I have it, too, he said.
You do? I asked, my heart broke.
Yes. I have buried too many children. I’ve watched mothers throw themselves on their children’s graves. (NB: We live in a gang territory.)
Tears sprang. Yes, the children. It’s my trigger, too, I whispered.
I paused and looked down, overwhelmed. Unstoppable, the cascade of death paraded through my mind, like it always does.
We chatted more, but things were lighter after that. I took the office tour, talked with the woman I would be replacing, and after weeks of thinking about it, decided that I could not help, after all. My anticipatory anxiety made my world pitch and yawn, and I remembered how basketball season with its relentless and weird schedule had done me in. I need my routine. But more than this, I am acutely aware that my situation can create issues for other people. I didn’t want them to depend on me and then I would be unable to complete a task, for whatever reason.
I couple of days after I wrote to tell Father Mike I wasn’t going to be able to help, he called me out of the blue.
“I’m driving,” he said. “Talk to me.”
“Ok.” I replied. “Where are you going?”
“Connecticut.”
“You’re driving to Connecticut?”
“Yes, I needed a steak and a chat with an old friend, and maybe even lobster if I feel like it.”
“That sounds great!” I said.
“Well, I had to get out of the city,” he admitted.
After some discussion, it turned out that the day before he had broken up a fight between gang members and the cops, and it had threatened to turn very very ugly. He told them all to go home. “I don’t want to bury you!” he yelled. To both sides.
Both sides went home. Father Mike went to Connecticut.
Even after the start of writing this essay, I have spoken again with my friendly neighborhood parish priest, now driving home from Connecticut.
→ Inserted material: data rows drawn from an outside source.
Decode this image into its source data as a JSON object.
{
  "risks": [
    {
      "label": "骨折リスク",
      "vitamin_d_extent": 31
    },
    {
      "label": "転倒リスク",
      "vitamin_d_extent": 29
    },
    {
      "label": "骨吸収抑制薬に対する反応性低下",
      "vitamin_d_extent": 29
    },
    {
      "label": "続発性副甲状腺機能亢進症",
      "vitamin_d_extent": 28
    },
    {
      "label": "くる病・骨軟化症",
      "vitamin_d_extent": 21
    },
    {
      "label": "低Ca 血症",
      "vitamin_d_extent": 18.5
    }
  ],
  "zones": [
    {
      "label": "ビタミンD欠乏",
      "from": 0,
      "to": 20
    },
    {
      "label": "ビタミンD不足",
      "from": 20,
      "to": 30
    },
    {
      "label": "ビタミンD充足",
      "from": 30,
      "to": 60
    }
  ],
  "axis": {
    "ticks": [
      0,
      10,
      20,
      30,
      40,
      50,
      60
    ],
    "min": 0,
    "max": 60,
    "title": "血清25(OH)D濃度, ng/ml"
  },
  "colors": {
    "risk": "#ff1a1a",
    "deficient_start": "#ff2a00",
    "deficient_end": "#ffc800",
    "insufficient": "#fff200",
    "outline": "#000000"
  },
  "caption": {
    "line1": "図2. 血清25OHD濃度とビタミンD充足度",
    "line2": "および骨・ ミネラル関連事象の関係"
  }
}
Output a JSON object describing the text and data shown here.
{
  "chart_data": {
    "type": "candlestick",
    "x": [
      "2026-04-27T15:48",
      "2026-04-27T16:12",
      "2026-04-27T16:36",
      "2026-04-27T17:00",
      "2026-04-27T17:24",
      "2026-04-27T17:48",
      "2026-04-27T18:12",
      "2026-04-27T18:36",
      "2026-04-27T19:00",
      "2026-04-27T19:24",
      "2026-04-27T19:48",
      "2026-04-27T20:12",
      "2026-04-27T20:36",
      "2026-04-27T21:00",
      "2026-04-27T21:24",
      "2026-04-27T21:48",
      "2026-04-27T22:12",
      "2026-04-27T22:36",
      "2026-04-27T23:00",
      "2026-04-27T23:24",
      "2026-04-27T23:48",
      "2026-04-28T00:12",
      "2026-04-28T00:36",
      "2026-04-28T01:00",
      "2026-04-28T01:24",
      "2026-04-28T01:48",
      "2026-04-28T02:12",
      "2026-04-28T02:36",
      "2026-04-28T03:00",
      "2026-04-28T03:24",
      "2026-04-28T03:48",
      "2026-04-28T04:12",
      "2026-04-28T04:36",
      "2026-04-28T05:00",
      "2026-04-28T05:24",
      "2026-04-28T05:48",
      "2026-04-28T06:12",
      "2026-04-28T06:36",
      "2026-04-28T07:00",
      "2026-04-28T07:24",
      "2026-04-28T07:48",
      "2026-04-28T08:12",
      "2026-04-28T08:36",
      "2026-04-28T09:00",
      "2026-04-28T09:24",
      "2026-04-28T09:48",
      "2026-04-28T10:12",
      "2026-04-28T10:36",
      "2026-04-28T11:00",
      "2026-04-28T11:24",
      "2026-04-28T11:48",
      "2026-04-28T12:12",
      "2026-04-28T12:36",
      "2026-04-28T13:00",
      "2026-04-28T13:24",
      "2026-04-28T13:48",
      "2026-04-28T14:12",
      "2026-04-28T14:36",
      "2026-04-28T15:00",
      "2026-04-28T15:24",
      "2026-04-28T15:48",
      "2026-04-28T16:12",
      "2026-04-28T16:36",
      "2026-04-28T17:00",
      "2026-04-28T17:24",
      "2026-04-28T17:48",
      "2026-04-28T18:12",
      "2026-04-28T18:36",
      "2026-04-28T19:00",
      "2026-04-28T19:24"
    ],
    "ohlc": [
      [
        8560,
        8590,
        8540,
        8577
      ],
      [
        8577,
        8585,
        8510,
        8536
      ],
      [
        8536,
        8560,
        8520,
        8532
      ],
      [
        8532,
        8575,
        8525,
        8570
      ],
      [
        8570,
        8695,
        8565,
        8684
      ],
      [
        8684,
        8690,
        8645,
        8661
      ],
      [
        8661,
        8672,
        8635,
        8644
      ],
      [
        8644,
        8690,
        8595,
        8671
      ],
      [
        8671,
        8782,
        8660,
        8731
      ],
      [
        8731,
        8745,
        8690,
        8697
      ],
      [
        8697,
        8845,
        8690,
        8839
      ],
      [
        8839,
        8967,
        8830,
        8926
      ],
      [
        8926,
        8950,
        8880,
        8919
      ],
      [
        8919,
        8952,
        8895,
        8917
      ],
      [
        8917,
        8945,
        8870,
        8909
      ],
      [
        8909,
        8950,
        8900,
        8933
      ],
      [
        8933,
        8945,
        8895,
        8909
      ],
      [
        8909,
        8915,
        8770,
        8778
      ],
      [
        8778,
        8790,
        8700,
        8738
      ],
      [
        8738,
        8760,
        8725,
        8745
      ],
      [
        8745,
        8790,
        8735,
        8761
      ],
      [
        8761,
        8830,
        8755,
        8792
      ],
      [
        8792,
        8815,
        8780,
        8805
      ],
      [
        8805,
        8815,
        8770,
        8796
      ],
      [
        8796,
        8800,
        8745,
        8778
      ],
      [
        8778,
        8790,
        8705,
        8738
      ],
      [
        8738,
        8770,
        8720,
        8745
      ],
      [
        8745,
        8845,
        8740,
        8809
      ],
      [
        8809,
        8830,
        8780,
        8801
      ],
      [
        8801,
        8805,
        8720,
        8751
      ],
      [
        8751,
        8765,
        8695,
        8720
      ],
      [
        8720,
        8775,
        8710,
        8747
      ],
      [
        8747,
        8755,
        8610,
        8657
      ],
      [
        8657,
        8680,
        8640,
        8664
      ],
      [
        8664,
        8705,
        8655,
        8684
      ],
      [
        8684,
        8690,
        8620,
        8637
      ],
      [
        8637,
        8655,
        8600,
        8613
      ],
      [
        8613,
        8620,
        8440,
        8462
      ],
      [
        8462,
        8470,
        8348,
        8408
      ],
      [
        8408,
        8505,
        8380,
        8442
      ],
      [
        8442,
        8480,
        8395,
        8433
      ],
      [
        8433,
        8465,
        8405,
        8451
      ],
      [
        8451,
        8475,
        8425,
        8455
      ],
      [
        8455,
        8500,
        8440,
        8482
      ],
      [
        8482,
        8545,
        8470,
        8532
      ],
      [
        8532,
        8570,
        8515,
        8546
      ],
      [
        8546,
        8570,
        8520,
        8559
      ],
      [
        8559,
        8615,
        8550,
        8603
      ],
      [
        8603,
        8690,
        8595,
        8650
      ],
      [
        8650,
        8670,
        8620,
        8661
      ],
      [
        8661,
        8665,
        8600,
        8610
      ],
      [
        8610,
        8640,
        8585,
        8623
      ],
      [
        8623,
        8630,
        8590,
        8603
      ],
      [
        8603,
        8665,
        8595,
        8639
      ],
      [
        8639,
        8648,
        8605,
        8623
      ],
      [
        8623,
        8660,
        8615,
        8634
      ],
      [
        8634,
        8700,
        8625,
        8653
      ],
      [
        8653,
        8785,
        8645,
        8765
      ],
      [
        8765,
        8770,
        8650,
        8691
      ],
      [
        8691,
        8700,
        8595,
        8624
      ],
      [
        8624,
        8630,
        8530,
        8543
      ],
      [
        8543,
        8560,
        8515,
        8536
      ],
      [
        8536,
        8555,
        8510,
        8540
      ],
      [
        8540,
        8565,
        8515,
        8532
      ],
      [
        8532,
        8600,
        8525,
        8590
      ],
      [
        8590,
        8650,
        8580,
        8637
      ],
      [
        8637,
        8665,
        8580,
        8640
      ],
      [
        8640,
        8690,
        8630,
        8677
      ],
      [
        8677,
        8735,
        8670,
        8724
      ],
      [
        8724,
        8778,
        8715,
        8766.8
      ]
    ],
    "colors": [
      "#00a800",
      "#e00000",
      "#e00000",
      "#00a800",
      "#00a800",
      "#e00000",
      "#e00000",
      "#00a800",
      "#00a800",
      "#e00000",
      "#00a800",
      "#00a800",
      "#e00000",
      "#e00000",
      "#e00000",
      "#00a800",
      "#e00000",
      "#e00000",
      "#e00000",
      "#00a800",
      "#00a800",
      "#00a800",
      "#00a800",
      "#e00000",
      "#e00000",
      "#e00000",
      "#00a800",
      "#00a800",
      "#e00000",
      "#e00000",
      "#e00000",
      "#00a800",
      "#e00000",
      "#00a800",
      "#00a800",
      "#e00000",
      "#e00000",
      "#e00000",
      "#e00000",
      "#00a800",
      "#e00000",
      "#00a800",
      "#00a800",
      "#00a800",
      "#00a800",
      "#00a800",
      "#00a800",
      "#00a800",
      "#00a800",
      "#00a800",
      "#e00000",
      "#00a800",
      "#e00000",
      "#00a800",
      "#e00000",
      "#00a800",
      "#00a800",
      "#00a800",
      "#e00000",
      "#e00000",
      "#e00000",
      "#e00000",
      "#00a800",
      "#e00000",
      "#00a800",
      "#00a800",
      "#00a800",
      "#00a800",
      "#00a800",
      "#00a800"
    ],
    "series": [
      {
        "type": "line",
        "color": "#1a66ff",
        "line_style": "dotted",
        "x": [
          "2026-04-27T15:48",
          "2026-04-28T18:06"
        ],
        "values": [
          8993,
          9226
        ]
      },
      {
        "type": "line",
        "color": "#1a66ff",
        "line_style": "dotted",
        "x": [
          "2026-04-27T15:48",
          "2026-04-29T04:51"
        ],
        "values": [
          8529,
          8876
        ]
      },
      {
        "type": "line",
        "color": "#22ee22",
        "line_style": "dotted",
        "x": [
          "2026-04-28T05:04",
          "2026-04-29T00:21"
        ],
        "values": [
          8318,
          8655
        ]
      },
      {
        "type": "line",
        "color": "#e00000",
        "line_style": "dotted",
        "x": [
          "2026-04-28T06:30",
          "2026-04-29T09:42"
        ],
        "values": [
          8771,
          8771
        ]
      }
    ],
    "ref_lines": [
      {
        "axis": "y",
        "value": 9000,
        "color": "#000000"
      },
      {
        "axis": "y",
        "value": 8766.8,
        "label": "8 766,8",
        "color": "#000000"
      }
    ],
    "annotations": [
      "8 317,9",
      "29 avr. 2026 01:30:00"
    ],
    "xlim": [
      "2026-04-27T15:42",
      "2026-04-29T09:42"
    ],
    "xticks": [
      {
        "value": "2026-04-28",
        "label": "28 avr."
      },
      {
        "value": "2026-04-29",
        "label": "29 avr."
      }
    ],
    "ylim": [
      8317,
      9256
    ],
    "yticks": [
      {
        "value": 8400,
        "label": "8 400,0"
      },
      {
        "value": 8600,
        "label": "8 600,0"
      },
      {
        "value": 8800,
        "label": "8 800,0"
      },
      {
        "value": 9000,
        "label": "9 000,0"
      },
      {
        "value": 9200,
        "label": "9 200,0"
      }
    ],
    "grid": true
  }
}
I have come to the startling realization that I have never spoken to anyone else with PTSD about the experience of having PTSD. I told him this. He understood. It is very alienating, to others and to oneself.
We talked strategies. What works for you? How do you manage it? Routine, flowers, sunlight, swimming, making art — and for you? Routine, creative work, organization, baking, gardening. We talk about how being creative is healing — it’s like solving puzzles — and how we use our creativity to give to others.
We don’t talk about why we have it (we don’t want to dwell on this too much), but rather how we move through life with it. When we talk, we move past any presumptions we would be a burden to the other, as we would with everyone else. And as a woman, a friendship with a priest allows me to share without worry of other expectations that always seem to lurk about with other male individuals. In my situation, safety is one of my first considerations.
This new friendship has been an unexpected joy, after so much (necessary) solitude.
We shall see what comes from this. It might do me some good.